The young woman couldn’t sleep. A person with a lifelong physical disability, she’d be center stage at a church bazaar the next day to receive donations to pay for her higher education. But I’m not worthy, Charlotte Elliott worried. Tossing and turning, she doubted her credentials, questioning every aspect of her spiritual life. Still restless the next day, she finally moved to a desk to pick up pen and paper to write down the words of the now classic hymn, “Just As I Am.”

“Just as I am, without one plea, But that Thy blood was shed for me, And that Thou bidst me come to Thee, O Lamb of God, I come!”
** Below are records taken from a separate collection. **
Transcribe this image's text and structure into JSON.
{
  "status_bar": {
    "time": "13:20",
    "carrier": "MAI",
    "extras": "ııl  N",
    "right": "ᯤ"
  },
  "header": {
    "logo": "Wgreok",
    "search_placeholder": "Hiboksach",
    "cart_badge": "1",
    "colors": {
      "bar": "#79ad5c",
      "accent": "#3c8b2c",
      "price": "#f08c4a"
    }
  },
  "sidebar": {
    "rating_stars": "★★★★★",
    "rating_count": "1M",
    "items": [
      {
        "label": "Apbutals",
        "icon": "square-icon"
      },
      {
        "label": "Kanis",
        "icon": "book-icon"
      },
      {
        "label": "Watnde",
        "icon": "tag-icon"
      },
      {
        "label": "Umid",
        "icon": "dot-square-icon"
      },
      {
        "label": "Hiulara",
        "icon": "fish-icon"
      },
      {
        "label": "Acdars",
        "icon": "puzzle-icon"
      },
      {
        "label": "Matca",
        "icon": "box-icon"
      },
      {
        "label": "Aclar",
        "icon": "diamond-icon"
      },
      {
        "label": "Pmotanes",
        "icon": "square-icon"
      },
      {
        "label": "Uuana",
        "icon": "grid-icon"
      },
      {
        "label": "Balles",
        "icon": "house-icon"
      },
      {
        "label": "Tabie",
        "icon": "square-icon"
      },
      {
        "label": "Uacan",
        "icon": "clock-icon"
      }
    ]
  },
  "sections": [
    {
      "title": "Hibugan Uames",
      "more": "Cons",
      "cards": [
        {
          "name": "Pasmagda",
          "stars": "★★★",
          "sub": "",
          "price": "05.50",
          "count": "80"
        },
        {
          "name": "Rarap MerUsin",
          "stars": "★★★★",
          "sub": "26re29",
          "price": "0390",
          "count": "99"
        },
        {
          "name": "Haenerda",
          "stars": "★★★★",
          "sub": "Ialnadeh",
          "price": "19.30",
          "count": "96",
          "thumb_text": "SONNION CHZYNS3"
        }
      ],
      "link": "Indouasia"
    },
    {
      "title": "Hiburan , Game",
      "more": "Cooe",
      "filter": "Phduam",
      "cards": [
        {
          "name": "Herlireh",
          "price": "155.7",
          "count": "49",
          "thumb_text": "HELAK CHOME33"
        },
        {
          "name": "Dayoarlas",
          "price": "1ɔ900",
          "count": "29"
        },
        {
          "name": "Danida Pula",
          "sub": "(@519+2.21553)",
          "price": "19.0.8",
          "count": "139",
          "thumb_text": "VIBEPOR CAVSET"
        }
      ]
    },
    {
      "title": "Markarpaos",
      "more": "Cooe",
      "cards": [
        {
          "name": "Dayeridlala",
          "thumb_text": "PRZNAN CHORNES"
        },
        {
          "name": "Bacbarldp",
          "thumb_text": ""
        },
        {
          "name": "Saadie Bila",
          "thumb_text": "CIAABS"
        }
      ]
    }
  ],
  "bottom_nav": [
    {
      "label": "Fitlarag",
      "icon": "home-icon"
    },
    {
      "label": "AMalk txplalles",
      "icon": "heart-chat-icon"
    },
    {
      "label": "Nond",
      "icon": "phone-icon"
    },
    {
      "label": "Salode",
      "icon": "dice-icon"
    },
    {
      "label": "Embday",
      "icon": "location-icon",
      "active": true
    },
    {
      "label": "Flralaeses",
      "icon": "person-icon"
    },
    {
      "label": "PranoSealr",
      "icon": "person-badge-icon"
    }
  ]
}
Her words, written in 1835, express how Jesus bid His disciples to come and serve Him. Not because they were ready. They weren’t. But because He authorized them—just as they were. A rag-tag group, his team of twelve included a tax collector, a zealot, two overly ambitious brothers (see Mark 10:35–37), and Judas Iscariot “who betrayed him” (Matthew 10:4). Still, He gave them authority to “heal the sick, raise the dead, cleanse those who have leprosy, drive out demons” (v. 8)—all without taking any money, luggage, extra shirt or sandals, or even a walking stick (vv. 9–10).

“I am sending you,” He said (v. 16), and He was enough. For each of us who say yes to Him, He still is.